At the weekend, the government appointed Lord Hutton, former Secretary of State for Work and Pensions, to head a commission reviewing public sector pensions. Accepting the job was a controversial move, for evident reasons of Hutton’s political affiliation and the evident remit to ‘contain’ public sector pensions costs, but the commission is intended to be ‘independent’, as George Osborne confirmed to Andrew Marr not once, not twice but three times.
But, just how independent the (other) Hutton commission is going to be able to be is a moot point.

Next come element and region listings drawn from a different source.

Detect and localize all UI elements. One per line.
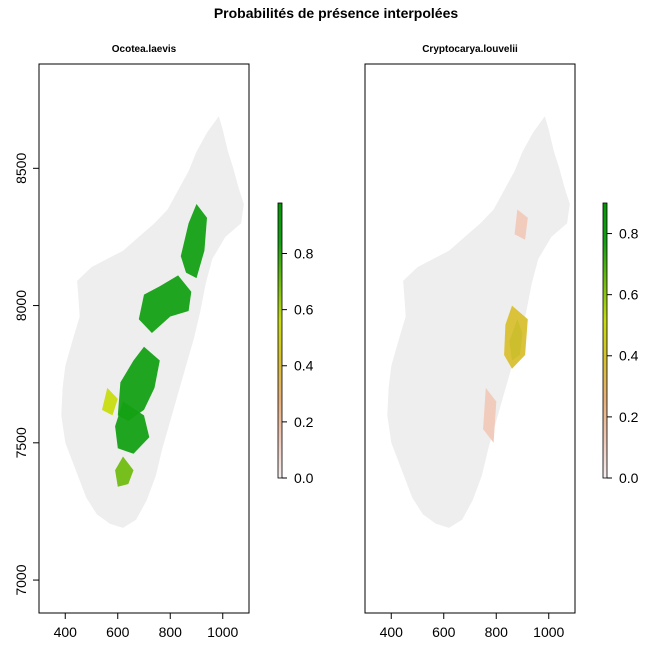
probability-region <box>115 401 150 454</box>
chart-title: Probabilités de présence interpolées <box>213 5 459 21</box>
colorbar <box>602 202 608 479</box>
probability-region <box>117 346 160 421</box>
plot-frame <box>364 63 576 614</box>
y-tick-label: 8000 <box>13 290 29 321</box>
island-outline <box>387 116 570 528</box>
colorbar-tick-label: 0.2 <box>294 414 314 430</box>
colorbar-tick-label: 0.6 <box>294 302 314 318</box>
y-tick-label: 7000 <box>13 564 29 595</box>
colorbar-tick-label: 0.8 <box>619 225 639 241</box>
probability-region <box>102 387 118 416</box>
colorbar-tick-label: 0.4 <box>294 358 314 374</box>
y-tick-label: 7500 <box>13 427 29 458</box>
probability-region <box>138 275 192 333</box>
plot-frame <box>38 63 250 614</box>
probability-region <box>180 204 207 279</box>
panel-2: Cryptocarya.louvelii 400 600 800 1000 0.0 0.2 0… <box>364 44 639 640</box>
x-tick-label: 1000 <box>207 624 238 640</box>
colorbar-tick-label: 0.0 <box>294 470 314 486</box>
colorbar-tick-label: 0.8 <box>294 245 314 261</box>
x-tick-label: 800 <box>159 624 183 640</box>
colorbar-tick-label: 0.0 <box>619 470 639 486</box>
x-tick-label: 1000 <box>533 624 564 640</box>
panel-1: Ocotea.laevis 400 600 800 1000 7000 7500 8000 85… <box>13 44 314 640</box>
probability-region <box>115 456 134 487</box>
x-tick-label: 600 <box>432 624 456 640</box>
panel-title: Ocotea.laevis <box>112 44 177 55</box>
colorbar-tick-label: 0.2 <box>619 409 639 425</box>
probability-region <box>504 305 528 369</box>
colorbar-tick-label: 0.6 <box>619 287 639 303</box>
x-tick-label: 800 <box>485 624 509 640</box>
panel-title: Cryptocarya.louvelii <box>422 44 518 55</box>
x-tick-label: 600 <box>106 624 130 640</box>
x-tick-label: 400 <box>54 624 78 640</box>
colorbar <box>277 202 283 479</box>
colorbar-tick-label: 0.4 <box>619 348 639 364</box>
probability-region <box>483 387 497 443</box>
x-tick-label: 400 <box>380 624 404 640</box>
y-tick-label: 8500 <box>13 153 29 184</box>
probability-region <box>514 209 528 240</box>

We’ve had already the unedifying spectacle of Clegg sticking the boot in on the basis of some rather spurious accounting via the (similarly ‘independent’) Office of Budget Responsibility; the apparent remit of the Commission to come up with ‘early savings’ does, as The Guardian commented (first link above), provide not so much as a clear steer towards, but a pointed indicator of, an increase in member contributions; and today’s Budget reports that public sector pensions in payment will be indexed in the future not by the Retail Price Index, but by the Consumer Price Index.
(Incidentally, as the following graph shows, CPI is habitually lower than RPI: in 14 of the 21 years since 1988, the annual rate of change in RPI has been higher than that of CPI in the September which is used for uprating benefits, including pensions, while CPI has been higher in just three; while £1 in 1988, uprating for CPI, would be worth £1.74 by 2010, compared to £1.99 where uprating was by RPI – 14% more in this period.)
Today’s announcement would appear to restrict the Commission’s room for manoeuvre by taking away one of the negotiations options which might be otherwise have been used to ‘sell’ reform to a sceptical workforce.
Independent? I wouldn’t bank on it. Another fig leaf for long-held Tory ambitions to cut public sector pensions? Probably.
[Edit 23/6: as Cameron seems to have confirmed today in another undermining of the independence of the Hutton Commission: not only was the total bill for public sector pensions becoming ‘unaffordable’ but ‘major changes’ would be needed for the future based on ‘no longer final salary schemes or having to put more money in’.]